S’exprimant depuis un croiseur nucléaire dans le port de Severomorsk, ville fermée de l’Arctique, il dénonce les « actions provocatrices » de Washington dans la région, ses vols de bombardiers stratégiques aux frontières russes et ses sous-marins en mer de Barents et au large de la Norvège, membre de l’Otan. La Russie a très largement renforcé sa présence militaire dans la région ces dernières années, la base du « Trèfle Arctique » n’étant que le dernier maillon en date.
C’est que le Kremlin espère y devenir la première puissance militaire et économique, profitant des retombées financières du passage du Nord-Est et des ressources gazières de la région. La Russie engrange près du quart de son PIB avec ses activités dans la zone arctique, en particulier grâce à l’exploitation de gigantesques gisements de gaz comme celui de Yamal, en collaboration avec le groupe français Total.

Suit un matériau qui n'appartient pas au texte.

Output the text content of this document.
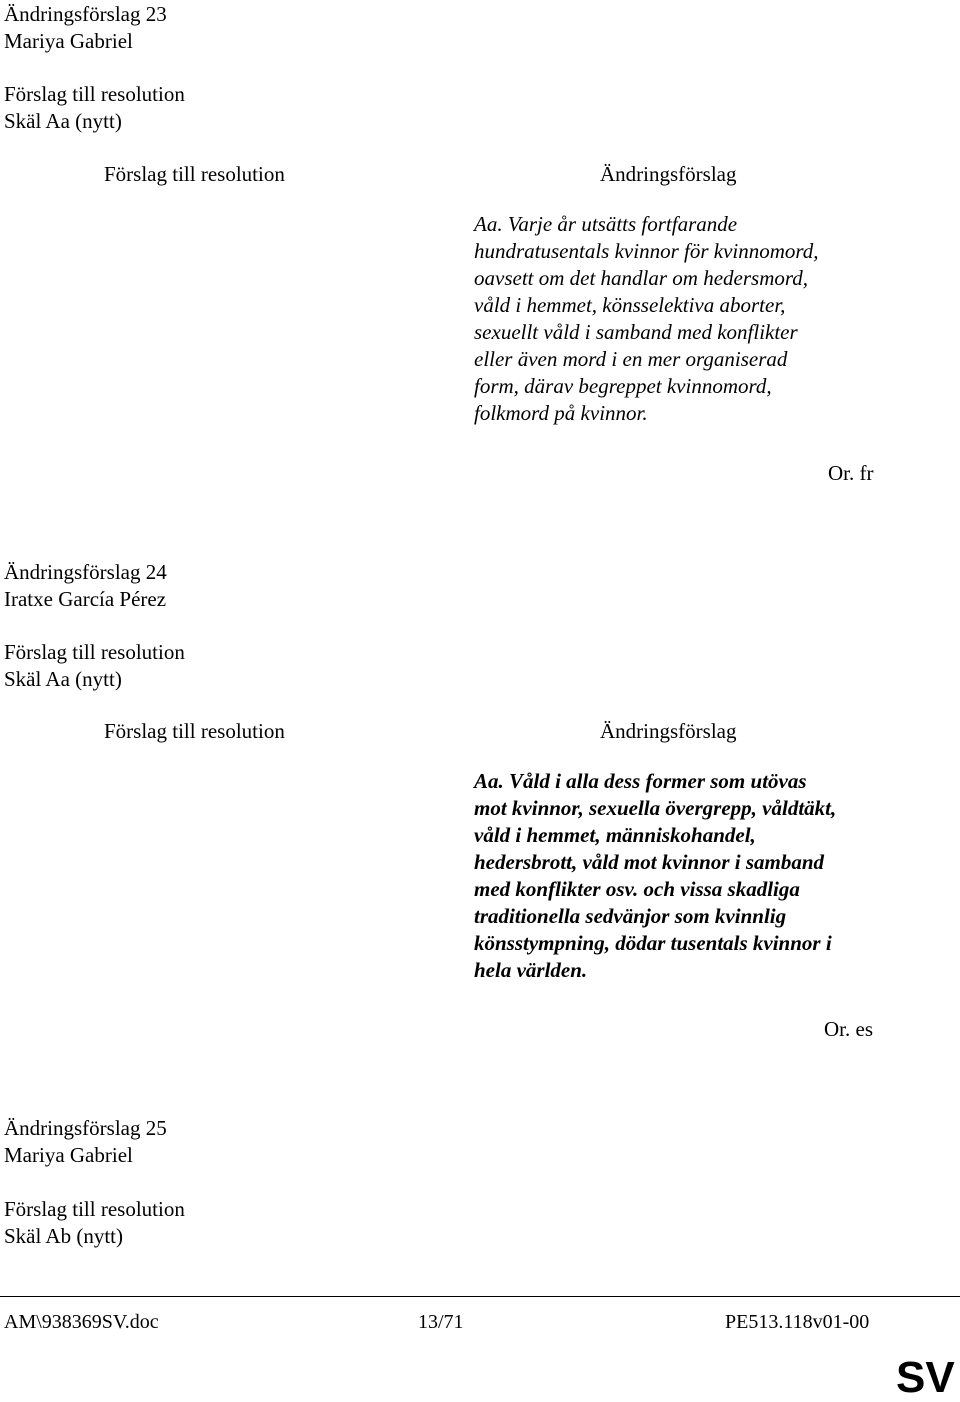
Ändringsförslag 23
Mariya Gabriel
Förslag till resolution
Skäl Aa (nytt)
Förslag till resolution	Ändringsförslag

Aa. Varje år utsätts fortfarande

hundratusentals kvinnor för kvinnomord,

oavsett om det handlar om hedersmord,

våld i hemmet, könsselektiva aborter,

sexuellt våld i samband med konflikter

eller även mord i en mer organiserad

form, därav begreppet kvinnomord,

folkmord på kvinnor.

Or. fr
Ändringsförslag 24
Iratxe García Pérez
Förslag till resolution
Skäl Aa (nytt)
Förslag till resolution	Ändringsförslag

Aa. Våld i alla dess former som utövas

mot kvinnor, sexuella övergrepp, våldtäkt,

våld i hemmet, människohandel,

hedersbrott, våld mot kvinnor i samband

med konflikter osv. och vissa skadliga

traditionella sedvänjor som kvinnlig

könsstympning, dödar tusentals kvinnor i

hela världen.

Or. es
Ändringsförslag 25
Mariya Gabriel
Förslag till resolution
Skäl Ab (nytt)
AM\938369SV.doc	13/71	PE513.118v01-00
SV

Le chef de la diplomatie russe, Sergueï Lavrov, a ainsi martelé lundi que l’Arctique était une zone d’influence légitime de Moscou et dénoncé « l’offensive » occidentale dans la région. « Il est clair pour tout le monde depuis longtemps que ce sont nos terres, notre territoire« , avait-t-il affirmé, dénonçant notamment les velléités offensives de l’Otan et de la Norvège en Arctique. Il doit rencontrer jeudi son homologue américain en marge du sommet du Conseil de l’Arctique.
Inquiétude et espoir
En réponse à ces propos martiaux, le chef de la diplomatie américaine Antony Blinken a appelé mardi, dans un avertissement à la Russie, à « éviter une militarisation » de l’Arctique. « Nous avons des inquiétudes au sujet de l’augmentation de certaines activités militaires dans l’Arctique qui renforcent les risques d’accidents ou de mauvais calculs et sapent l’objectif partagé d’un avenir pacifique et durable pour la région« , a-t-il déclaré devant la presse. Le secrétaire d’Etat américain a implicitement appelé son homologue russe Sergueï Lavrov à « éviter les déclarations » comme celles faites lundi, affichant son « espoir » que le sommet arctique de mercredi et jeudi permette de « renforcer la coopération pacifique dans la région ».
« Notre espoir est que ce type de coopération continue et que l’Arctique reste une zone de coopération pacifique« , a affirmé Antony Blinken. « Nous devons avancer, tous et y compris la Russie, sur la base des normes et des engagements que nous avons pris chacun, et éviter les déclarations qui les affaiblissent« , a-t-il ajouté.